## Feature Engineering


Feature engineering is the process of **creating or transforming features** to improve how well a machine learning model can learn from data.  

Raw datasets often don’t contain the most informative representations directly — they may need transformation, grouping, or encoding before they can be used effectively.  

In this notebook, we will demonstrate **how new features can be created from existing ones** in the Adult Income dataset to make it more suitable for predictive modeling.  


Before engineering new features, let’s quickly look at what the dataset looks like 

In [None]:
from sklearn.datasets import fetch_openml
import pandas as pd

adult = fetch_openml(name="adult", version=2, as_frame=True)

df_adult = adult.frame
df_adult=df_adult.drop(columns=['fnlwgt'])
df_adult=df_adult.drop_duplicates()
print(df_adult.head())

Lets create a feature called **age-group** wherein we bucket ages intro categories like young, middle aged and old

In [None]:
print(df_adult['age'].min(), df_adult['age'].max())

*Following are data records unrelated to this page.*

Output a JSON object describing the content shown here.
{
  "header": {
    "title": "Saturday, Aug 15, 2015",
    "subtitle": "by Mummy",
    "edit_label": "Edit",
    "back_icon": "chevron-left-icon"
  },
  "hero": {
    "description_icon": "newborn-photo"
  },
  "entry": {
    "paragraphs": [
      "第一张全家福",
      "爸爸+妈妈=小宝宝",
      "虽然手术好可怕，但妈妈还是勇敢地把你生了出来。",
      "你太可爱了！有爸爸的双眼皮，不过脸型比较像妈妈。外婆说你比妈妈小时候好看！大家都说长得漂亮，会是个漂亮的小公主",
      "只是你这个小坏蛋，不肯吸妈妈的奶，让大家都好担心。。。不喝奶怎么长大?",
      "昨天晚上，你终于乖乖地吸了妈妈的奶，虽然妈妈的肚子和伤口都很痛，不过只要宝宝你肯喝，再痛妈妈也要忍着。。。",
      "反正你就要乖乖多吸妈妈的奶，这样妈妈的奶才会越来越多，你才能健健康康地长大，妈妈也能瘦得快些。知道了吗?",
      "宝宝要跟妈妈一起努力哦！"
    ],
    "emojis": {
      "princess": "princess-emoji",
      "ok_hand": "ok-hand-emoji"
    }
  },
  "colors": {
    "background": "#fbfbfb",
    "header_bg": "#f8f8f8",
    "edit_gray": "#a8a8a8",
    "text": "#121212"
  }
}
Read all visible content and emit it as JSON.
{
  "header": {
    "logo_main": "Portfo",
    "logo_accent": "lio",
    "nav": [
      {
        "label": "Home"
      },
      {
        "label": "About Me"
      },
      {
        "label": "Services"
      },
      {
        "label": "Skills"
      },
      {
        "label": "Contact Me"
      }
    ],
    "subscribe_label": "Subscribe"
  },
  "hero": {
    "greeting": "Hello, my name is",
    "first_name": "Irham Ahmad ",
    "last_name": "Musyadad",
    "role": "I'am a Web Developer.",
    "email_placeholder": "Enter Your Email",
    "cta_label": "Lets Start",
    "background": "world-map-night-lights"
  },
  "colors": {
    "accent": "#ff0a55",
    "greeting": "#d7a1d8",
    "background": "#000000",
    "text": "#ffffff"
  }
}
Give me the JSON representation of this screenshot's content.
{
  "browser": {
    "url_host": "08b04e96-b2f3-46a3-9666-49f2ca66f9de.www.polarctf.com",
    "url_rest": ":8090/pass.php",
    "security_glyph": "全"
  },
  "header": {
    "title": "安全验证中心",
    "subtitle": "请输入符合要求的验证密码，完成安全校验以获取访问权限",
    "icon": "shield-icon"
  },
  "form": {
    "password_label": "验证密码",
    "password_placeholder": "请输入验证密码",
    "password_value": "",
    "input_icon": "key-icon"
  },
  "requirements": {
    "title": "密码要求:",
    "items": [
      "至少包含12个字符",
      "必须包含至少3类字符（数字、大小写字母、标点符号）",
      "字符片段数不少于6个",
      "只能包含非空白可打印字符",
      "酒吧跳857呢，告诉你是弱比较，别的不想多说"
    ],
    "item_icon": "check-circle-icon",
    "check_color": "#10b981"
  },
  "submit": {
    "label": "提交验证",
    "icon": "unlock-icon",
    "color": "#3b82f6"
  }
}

I'm going to create age divisions as follows:
- Teens: 17-19 
- Young Adults: 20-29 
- Adults: 30-49 
- Middle-Aged Adults: 50-64 
- Seniors: 65+

In [None]:
import pandas as pd
bins=[17,19,29,49,64,float('inf')]

labels=['Teens','Young Adults','Adults','Middle-Aged Adults','Seniors']
df_adult['age_group']=pd.cut(df_adult['age'], bins=bins, labels=labels,right=True, include_lowest=True)
print(df_adult.head())

Next lets create a feature called capital flag which will hold true for people with captial-gain>0 and false for capital-gain<0

In [None]:
df_adult['capital_flag'] = df_adult['capital-gain'].apply(lambda x: 1 if x > 0 else 0)
print(df_adult.head())

Lets Simplify the marital-status into married vs not married instead of multiple categories

In [None]:
df_adult['marital-status'].value_counts()

In [None]:
import numpy as np

df_adult['marital-status'] = np.where(
    df_adult['marital-status'].str.contains('Married'), 
    'Married', 
    'Not-Married'
)

In [None]:
print(df_adult.head())